Un peloton de chasseurs descendit en désordre la rue de la Paille et la rue de Ruysbroek, poursuivi seulement par cinq ou six hommes qui désarmèrent le commandant à l'entrée de la rue de l'Hôpital.

Vers trois heures, un groupe nombreux se porta à la Place-Royale avec un drapeau fait avec des draperies (page 23) enlevées chez Libry. L'officier de garde sortit, le général Wauthier s'y trouvait également ; ils demandèrent ce qu'on voulait ; on répondit, liberté, justice. On dit que ce fut là qu'un soldat sortit des rangs et supplia la foule de se disperser, en ajoutant : Au nom du ciel, ne nous forcez pas à verser le sang belge ! Il ne fut pas écouté ; le général fut insulté, désarmé mème, et blessé à la figure ; il défendit cependant alors de tirer et fut obéi.

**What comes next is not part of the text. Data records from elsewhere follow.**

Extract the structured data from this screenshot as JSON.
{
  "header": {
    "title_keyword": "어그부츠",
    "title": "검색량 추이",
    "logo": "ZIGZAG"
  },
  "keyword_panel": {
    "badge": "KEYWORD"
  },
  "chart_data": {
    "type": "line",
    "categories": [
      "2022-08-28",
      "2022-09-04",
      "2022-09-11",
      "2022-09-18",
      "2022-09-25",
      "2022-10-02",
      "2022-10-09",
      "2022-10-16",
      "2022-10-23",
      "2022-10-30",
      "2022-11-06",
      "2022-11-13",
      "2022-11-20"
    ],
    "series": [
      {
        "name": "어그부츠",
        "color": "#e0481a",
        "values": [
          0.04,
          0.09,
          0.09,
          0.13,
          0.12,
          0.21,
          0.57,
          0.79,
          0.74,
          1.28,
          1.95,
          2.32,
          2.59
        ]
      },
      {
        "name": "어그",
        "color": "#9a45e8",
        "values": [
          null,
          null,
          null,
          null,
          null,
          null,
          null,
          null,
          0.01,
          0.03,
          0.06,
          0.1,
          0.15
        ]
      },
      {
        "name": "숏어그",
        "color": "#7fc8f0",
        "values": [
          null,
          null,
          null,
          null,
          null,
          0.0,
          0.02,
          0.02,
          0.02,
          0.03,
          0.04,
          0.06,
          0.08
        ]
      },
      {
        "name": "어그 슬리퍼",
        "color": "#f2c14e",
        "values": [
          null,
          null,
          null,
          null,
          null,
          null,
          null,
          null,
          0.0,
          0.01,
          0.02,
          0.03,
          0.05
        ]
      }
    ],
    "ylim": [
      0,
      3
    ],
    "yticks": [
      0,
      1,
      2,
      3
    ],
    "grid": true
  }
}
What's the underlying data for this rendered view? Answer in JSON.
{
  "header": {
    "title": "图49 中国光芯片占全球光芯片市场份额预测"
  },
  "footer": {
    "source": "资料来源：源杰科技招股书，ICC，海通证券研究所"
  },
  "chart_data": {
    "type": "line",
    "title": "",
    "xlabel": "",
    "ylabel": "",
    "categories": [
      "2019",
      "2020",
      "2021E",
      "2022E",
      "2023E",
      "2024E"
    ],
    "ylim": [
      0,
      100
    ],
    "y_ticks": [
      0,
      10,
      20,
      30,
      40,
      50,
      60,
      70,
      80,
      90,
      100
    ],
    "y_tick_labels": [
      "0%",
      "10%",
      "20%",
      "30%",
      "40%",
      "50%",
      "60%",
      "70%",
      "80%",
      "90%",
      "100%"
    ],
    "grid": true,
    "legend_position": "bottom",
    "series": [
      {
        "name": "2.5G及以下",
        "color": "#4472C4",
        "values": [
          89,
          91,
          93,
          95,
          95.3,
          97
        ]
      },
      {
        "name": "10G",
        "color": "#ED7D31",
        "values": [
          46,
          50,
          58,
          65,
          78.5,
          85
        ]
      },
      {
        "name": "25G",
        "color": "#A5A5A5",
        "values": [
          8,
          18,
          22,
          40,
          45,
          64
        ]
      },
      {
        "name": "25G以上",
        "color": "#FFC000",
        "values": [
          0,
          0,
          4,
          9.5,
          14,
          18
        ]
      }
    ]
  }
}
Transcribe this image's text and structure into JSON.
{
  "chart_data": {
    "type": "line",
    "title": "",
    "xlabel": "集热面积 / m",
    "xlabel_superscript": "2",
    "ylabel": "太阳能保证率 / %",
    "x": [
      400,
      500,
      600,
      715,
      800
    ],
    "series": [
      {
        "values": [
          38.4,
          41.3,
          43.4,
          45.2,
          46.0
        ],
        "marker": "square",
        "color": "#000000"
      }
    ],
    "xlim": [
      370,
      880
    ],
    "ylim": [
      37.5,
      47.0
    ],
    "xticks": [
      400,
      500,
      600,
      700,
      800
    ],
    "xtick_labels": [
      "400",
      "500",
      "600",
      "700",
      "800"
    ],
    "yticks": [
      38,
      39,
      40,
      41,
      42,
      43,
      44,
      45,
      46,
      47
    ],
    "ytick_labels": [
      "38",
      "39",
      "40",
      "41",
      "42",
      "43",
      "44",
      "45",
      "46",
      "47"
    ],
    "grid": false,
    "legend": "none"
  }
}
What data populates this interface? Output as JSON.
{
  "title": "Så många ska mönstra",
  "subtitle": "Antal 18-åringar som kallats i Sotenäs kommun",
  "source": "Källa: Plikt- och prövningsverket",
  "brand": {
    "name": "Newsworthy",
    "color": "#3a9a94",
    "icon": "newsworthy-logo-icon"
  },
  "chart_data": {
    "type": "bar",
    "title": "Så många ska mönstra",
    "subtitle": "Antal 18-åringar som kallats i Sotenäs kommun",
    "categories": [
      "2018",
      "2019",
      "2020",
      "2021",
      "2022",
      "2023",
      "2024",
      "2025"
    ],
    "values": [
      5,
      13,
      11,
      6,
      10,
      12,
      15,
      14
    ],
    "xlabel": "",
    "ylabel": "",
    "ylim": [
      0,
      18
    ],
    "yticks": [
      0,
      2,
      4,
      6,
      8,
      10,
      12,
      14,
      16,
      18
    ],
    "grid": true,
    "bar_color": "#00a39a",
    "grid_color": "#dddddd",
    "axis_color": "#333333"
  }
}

Enfin plusieurs feux de pelotons furent dirigés à travers le débouché du Petit-Sablon contre l'église, et répandirent du sang... A sept heures on ne tirait plus ; 18 à 20 hommes avaient péri, il y en avait autant de blessés ; les groupes se portèrent ailleurs en se subdivisant à l'infini et les troupes occupèrent en force les deux Sablons jusqu'à vers midi ; alors elles les abandonnèrent pour se réunir en entier, infanterie et cavalerie, sur la plaine des Palais, où elles bivouaquèrent jusqu'au 3 septembre, jour de leur départ de Bruxelles, sans occuper aucun autre point dans toute la ville, pas même leurs casernes, où elles n'avaient laissé que quelques faibles détachements qui furent bientôt forcés par le peuple ; les soldats ne se défendirent qu'aux Annonciades, où y il eut deux hommes tués. A Sainte-Élisabeth, il n'y eut point de résistance, le peuple s'empara de deux canons montés.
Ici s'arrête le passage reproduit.